Dockers at the Chobham Farm container depot, Temple Mills, Newham, were unofficially striking and picketing the site.

The National Industrial Relations Court (NIRC) had issued an injunction barring further picketing, following an application by Midland Cold Storage Company.

==Arrest==
Picketing continued despite the injunction. Five shop stewards were named by private investigators for the cold storage company – Conny Clancy, Tony Merrick, Bernie Steer, Vic Turner and Derek Watkins. Warrants were issued by the court for their arrest for contempt of court, and they were imprisoned on 21 July 1972.

==Protests==
Following their arrest, a rolling series of strikes began to cause work stoppages until there was virtually an unofficial national strike.

The Trades Union Congress (TUC) then called for an official national strike on 31 July, demanding the release of the five shop stewards.

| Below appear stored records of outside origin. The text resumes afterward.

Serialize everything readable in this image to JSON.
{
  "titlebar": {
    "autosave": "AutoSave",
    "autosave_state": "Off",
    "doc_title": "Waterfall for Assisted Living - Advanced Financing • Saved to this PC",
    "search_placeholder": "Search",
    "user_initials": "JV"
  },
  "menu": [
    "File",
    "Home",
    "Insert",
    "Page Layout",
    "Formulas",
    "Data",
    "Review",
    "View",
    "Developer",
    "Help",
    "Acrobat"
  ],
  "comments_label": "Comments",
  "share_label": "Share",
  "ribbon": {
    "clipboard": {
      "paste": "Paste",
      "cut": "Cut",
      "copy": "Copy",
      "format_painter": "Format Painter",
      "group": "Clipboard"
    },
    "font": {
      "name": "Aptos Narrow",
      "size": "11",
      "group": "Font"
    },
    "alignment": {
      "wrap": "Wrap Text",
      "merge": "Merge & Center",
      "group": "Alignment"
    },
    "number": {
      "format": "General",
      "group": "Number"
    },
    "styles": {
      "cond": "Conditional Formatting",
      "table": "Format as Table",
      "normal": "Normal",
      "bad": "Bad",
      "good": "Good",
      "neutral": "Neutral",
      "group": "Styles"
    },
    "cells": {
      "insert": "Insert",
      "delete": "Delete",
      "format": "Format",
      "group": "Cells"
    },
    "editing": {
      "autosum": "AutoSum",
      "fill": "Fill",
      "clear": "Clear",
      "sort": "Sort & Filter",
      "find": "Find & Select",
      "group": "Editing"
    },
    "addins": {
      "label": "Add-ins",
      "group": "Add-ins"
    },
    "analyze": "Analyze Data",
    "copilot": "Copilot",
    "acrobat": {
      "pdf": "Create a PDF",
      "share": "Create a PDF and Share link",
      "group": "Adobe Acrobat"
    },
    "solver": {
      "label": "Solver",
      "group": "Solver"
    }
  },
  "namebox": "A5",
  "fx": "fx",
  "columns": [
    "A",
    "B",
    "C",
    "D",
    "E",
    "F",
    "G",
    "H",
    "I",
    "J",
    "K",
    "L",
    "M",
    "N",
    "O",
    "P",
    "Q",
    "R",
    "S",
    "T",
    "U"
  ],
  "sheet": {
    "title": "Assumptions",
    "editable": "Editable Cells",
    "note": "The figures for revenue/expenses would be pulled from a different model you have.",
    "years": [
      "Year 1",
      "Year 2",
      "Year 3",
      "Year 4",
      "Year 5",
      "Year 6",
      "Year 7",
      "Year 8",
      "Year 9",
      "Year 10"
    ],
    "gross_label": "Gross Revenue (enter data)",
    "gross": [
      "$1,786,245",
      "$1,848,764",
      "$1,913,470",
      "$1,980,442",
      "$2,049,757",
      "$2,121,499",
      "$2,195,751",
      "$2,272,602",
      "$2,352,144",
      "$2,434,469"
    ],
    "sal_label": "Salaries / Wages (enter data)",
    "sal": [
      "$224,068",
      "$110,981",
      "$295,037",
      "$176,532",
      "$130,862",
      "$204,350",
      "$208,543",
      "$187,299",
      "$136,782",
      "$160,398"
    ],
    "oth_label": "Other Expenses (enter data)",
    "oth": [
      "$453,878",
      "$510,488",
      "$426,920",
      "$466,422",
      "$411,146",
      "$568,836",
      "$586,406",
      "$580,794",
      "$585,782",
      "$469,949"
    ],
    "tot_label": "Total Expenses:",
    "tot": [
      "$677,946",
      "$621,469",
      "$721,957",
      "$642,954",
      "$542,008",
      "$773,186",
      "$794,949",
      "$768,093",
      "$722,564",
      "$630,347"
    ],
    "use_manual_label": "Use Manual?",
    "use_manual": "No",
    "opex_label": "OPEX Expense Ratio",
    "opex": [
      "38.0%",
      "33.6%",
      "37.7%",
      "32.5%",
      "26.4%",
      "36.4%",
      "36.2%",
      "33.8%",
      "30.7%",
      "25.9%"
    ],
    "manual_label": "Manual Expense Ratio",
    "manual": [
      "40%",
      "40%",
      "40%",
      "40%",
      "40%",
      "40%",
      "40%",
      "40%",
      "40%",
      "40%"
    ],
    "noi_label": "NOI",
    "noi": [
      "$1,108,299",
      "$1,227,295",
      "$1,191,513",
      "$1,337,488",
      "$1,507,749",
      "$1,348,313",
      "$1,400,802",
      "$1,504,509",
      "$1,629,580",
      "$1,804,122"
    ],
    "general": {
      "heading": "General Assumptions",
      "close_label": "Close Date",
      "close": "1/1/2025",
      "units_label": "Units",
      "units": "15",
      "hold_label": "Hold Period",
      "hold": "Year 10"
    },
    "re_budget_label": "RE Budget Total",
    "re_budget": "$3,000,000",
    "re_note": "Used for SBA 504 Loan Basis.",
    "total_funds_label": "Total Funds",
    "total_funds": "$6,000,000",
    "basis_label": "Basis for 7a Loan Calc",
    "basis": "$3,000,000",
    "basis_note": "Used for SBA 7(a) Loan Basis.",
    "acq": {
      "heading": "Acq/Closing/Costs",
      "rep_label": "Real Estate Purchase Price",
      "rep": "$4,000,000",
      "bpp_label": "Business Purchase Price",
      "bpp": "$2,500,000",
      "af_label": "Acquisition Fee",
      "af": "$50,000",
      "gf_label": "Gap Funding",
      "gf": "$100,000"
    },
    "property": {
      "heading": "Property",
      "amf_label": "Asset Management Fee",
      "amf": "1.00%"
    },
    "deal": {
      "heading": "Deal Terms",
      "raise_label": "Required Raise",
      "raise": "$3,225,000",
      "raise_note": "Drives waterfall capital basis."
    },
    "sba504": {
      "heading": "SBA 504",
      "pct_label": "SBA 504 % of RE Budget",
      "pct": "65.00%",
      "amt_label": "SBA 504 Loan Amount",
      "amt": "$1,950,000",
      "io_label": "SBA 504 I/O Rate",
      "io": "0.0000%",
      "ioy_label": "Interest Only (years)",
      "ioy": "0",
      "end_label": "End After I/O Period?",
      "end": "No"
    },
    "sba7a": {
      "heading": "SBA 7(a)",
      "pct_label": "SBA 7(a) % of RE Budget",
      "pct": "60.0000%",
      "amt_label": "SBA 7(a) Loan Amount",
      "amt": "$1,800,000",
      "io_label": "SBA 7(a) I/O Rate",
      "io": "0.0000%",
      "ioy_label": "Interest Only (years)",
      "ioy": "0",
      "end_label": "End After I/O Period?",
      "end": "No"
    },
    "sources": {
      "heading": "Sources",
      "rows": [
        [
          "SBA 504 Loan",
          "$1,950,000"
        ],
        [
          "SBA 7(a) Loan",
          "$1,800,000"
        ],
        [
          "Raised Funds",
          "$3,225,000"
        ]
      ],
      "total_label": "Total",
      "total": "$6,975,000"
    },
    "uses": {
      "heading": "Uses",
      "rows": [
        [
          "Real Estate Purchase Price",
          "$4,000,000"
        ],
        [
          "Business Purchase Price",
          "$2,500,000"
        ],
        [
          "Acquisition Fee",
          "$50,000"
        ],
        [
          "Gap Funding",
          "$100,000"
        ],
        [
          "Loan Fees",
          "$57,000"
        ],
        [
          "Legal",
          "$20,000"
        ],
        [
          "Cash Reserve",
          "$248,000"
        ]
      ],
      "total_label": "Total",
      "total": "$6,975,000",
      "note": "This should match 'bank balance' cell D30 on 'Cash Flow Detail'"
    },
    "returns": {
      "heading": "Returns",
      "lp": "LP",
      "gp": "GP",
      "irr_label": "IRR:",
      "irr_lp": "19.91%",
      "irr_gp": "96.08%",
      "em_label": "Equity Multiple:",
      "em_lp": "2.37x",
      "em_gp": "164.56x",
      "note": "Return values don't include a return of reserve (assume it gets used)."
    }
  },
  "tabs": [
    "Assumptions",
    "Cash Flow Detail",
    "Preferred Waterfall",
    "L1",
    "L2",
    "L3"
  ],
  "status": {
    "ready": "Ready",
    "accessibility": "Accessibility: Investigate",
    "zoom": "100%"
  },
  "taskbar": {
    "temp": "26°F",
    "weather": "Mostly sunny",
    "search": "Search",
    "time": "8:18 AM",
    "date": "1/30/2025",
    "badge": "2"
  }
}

Thousands of striking workers marched through North London to Pentonville Prison.

==Release==
The "Five" were released within a week of their arrest when the Official Solicitor Norman Turner, on receipt of the papers, successfully applied to the Court of Appeal. The Official Solicitor is a court official who represents those who are unable to represent their own interests. For this case, he was assisted in the Court of Appeal by barrister John Vinelott, later a High Court judge. The Official Solicitor was successful in his application to overturn the arrest warrants, on the grounds that the National Industrial Relations Court had insufficient grounds to deprive them of their liberty and that the evidence of the private investigators was insufficient.

==Legacy==
Vic Turner continued to work in the docks, transferring from the Royal Docks to Tilbury. However he left the docks under the voluntary redundancy scheme and started working for Newham London Borough Council. He was then elected a councillor and served for many years before being elected mayor. During this period he was also presented with the Transport and General Union Gold Medal for his work for the union.

===Deaths===
- Vic Turner died on 30 December 2012, at the age of 85.
- Cornelius "Conny" Clancy died in Hackney in 2016, at the age of 70.
- Tony Merrick died in August 2020, at the age of 83.
- Derek Watkins later suffered from Parkinson's disease and died on 21 August 2021, at the age of 83.
- Bernie Steer died on 21 July 2022, at the age of 83. He was the last surviving member of the group.

==Film==
The radical film group Cinema Action made a documentary called Arise Ye Workers during the struggle, which was released in 1973. The film won the Silver Dove at the Leipzig Film Festival and was screened by the jailed dockers on the anniversary of their release from jail.